Earlier this week, Figma introduced a way for AI agents to design directly in the Figma canvas based on your prompts. From Figma’s own blogpost:

With Figma’s MCP server, agents can now write directly to your Figma files, extending the standards you’ve carefully established over time. Via the use_figma tool, Claude Code, Codex, and other MCP clients can generate and modify design assets that are linked to your design system

What’s notable here is that Figma already had MCP tools, but they were read-only. In practice, this meant your AI agents could read your Figma files but they couldn’t write to them. This update gives them write access - a small update on the surface. Or is it?

If I had to guess, Figma was betting on their own AI creation tools like Figma Make to be the primary interface for “vibe-designing” - designing through prompting. From personal experience as well as that of many of my peers in the industry, the results from Figma Make are a resounding “meh”. It’s good demo-ware but fails pretty quickly as you try to get closer to any specific vision you have. It’s a tool most designers tried after their design VP mandated that everyone use AI tools in their work. Most didn’t return.

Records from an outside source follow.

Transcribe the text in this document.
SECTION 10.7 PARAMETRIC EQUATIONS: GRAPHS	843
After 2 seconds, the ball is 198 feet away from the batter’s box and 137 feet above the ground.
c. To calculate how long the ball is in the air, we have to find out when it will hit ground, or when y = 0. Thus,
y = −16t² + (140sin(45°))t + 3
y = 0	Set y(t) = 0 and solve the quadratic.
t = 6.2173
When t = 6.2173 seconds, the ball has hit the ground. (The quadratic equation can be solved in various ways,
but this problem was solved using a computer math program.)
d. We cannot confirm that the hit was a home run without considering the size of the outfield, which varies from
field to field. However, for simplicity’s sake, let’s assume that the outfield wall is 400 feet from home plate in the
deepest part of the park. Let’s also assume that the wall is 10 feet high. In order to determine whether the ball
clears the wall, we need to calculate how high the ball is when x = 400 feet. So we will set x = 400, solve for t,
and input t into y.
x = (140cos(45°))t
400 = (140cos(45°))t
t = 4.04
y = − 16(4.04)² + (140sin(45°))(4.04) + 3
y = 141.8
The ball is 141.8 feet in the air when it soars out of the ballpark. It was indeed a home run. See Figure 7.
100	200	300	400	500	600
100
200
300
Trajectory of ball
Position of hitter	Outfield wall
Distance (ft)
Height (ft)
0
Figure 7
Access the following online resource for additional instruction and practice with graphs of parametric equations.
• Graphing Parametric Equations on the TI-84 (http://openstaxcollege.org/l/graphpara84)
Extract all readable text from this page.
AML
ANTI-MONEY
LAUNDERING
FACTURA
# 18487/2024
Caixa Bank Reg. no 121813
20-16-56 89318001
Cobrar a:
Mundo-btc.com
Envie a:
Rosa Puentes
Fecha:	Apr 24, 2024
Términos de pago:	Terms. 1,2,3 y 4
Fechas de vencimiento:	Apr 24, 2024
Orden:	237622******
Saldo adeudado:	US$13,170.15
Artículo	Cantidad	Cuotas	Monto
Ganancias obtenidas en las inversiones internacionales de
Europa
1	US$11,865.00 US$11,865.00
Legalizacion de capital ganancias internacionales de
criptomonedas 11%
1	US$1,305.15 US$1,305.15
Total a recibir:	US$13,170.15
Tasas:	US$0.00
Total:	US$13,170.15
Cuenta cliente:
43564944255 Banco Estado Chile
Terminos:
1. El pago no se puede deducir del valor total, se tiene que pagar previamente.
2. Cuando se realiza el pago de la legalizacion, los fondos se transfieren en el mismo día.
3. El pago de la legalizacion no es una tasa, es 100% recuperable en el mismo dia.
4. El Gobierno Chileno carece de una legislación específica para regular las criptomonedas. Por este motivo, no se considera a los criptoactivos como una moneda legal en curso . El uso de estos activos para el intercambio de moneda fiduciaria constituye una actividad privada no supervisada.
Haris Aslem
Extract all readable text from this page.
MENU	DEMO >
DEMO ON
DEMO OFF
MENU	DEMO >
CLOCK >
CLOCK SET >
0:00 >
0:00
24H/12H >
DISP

In parallel with all this, we’re seeing another fundamental shift in product development - more often than not, it now starts in Claude Code / Codex / Antigravity or whatever AI agent one may use. It’s now faster to prototype 10 directions with Claude Code than to mock up one wireframe in Figma. And that’s truly dangerous for Figma, because Figma is the place where product development used to start and live until engineering hand-off.

Figma, along with a large swath of SaaS tools can see both of these things clearly - their home-grown AI agents are collecting dust in their UI while people are falling head over heels for Claude Code and using it for everything.

There are two interesting powers at play here:

Claude Code becoming the consumer preference among builders and hence the integration point for other tools. In Ben Thompson’s framework, they’re becoming an aggregator. Claude Code’s differentiation is in deeply integrating their proprietary agent harness with their own models. Figma, Canva, Slack, and everyone else have access to the same model Anthropic does (Opus 4.6 being the current state-of-the-art) - yet, they can’t seem to replicate the magic of Claude Code within their own tools.

The immediate reaction of every SaaS company after they got caught like a deer in the AI headlights was to plug an AI agent into their app. “Our proprietary data is the secret sauce that will make our AI agent special” they thought. But that thought is now running into three harsh realities:

The most valuable data in any SaaS tool is your company’s context, which is almost always exposed with APIs for any other tool to use. Any metadata around actual usage patterns of said data & your tool is unlikely to be valuable enough to make any AI agent meaningfully more useful. Any individual SaaS company’s context is mostly useless without broader organizational context. Context has network effects - it gets exponentially more valuable the more complete it is and becomes almost useless when it’s limited. Your Figma files / Slack chats / Amplitude dashboards / JIRA tickets alone don’t give AI agents a complete picture of your business. But taken altogether, they’re extremely valuable. The software development process is moving from a discrete model - clear steps with explicit handoff at each step - to a more fluid model with no gates, stages, or handoffs as the process gets increasingly absorbed by the AI itself. Most SaaS tools were either designed to simplify a specific step and/or to improve the handoff between them. So what happens when those steps collapse into a process that needs no handoff?